Bridging the gap between ocean and climate dynamics and its impacts on end users is a key goal. As such, we aim to provide practical outcomes of use to stakeholders in the agriculture and water management sectors and the public.
Our society is becoming increasingly vulnerable to changes in the hydrological cycle. The ocean’s role in modulating past, present, and future variations in global water availability is increasingly recognized and forms the motivation for our research. It is crucial to address variations in the hydrological cycle in an integrated manner across different components of the climate system, such as ocean, atmosphere, and land, and crossing different timescales from synoptic, interannual, to decadal and beyond.
Given the much longer persistence of ocean properties, compared to the higher-frequency variability in the atmosphere, advanced understanding of links between the upper ocean and regional climate can help improve seasonal and longer term rainfall forecasts. This is a vital component for water and agricultural management as global population continues to rise and uncertainty about change persists in the water cycle in a warming world.
In climate research, long datasets are invaluable. They help scientists to establish a baseline of weather and climate variability, against which to measure changes over time, feed into models for sophisticated reanalysis efforts going back to the 1800s, and illuminate interactions between different components of the climate system. Unfortunately, pre-19th century instrumental data from regions beyond Europe and North America is sparse.

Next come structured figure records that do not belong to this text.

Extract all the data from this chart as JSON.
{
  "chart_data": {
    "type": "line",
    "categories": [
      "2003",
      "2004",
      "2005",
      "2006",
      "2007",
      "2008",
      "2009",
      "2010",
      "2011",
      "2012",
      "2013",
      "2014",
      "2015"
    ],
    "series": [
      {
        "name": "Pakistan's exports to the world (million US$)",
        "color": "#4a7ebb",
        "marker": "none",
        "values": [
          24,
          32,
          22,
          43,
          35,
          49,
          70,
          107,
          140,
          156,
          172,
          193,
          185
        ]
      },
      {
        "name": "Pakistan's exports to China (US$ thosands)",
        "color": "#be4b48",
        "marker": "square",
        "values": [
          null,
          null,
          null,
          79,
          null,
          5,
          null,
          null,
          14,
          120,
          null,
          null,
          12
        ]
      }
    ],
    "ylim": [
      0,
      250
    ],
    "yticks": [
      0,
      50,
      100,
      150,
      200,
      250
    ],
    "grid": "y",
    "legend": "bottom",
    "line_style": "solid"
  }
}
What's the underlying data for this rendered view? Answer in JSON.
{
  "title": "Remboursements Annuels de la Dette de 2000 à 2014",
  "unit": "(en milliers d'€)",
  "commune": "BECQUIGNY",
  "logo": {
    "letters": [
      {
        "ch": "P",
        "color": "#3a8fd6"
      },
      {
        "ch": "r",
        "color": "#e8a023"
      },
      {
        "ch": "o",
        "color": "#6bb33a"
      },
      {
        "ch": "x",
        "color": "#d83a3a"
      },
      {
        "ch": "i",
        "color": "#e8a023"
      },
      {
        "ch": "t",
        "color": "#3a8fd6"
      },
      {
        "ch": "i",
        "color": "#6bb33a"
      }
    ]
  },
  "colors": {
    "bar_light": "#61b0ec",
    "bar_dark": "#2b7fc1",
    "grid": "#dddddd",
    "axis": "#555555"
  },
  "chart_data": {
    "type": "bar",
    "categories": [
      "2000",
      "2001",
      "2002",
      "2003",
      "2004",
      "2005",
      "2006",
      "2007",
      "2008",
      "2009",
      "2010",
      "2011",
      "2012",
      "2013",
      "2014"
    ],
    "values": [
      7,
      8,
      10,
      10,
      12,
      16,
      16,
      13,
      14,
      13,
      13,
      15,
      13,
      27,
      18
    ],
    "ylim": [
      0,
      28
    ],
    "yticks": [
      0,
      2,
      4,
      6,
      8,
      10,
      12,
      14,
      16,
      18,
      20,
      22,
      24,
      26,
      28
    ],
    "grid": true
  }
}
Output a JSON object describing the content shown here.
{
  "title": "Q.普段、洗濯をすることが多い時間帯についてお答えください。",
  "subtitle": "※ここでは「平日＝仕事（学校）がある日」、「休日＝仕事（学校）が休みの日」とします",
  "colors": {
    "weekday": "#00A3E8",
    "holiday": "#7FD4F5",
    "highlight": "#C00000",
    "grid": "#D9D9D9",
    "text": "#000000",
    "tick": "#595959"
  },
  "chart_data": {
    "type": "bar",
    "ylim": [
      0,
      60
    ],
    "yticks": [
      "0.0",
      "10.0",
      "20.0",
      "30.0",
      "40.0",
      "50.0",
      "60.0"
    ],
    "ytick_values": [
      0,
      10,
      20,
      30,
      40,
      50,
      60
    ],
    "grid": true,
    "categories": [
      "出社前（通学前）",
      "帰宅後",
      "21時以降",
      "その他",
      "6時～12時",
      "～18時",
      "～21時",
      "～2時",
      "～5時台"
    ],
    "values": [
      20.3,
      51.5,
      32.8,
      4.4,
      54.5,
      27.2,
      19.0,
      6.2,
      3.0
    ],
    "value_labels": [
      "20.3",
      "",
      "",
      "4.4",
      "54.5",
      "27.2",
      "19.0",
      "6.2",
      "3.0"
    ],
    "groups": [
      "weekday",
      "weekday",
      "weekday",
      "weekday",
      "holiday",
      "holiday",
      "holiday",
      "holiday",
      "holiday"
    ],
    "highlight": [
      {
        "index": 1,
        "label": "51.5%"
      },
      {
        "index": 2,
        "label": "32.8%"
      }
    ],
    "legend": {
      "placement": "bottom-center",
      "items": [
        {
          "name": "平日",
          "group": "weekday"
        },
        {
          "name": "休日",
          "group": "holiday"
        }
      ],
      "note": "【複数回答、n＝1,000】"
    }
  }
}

A growing field of scholarship addresses this gap by interpreting historical records. Historic documentation (e.g., navy, merchant, and whaling ship logbooks, colonial port records) contain untapped potential for daily, quantifiable maritime weather information. Recording atmospheric conditions in the nautical context was essential to safe travel. One of the richest troves of maritime weather information is contained in the vast archives of ships’ logs, in which officers routinely recorded weather information during their voyages. More
Climate and Ocean Models
State-of-the-art climate models represent a key tool of our research. This includes idealized sensitivity and process studies in various climate and ocean model configurations to better understand ocean dynamics, as well as ocean-atmosphere interactions and their impacts on land around the world. We also use output from large international modeling projects, such as the Coupled Model Intercomparison Projects.
It is critical to assess the fidelity of state-of-the-art climate models in representing past and present climate conditions across different temporal and spatial timescales. Developing assessment tools for climate models based on dynamic principles is a goal in many of our projects.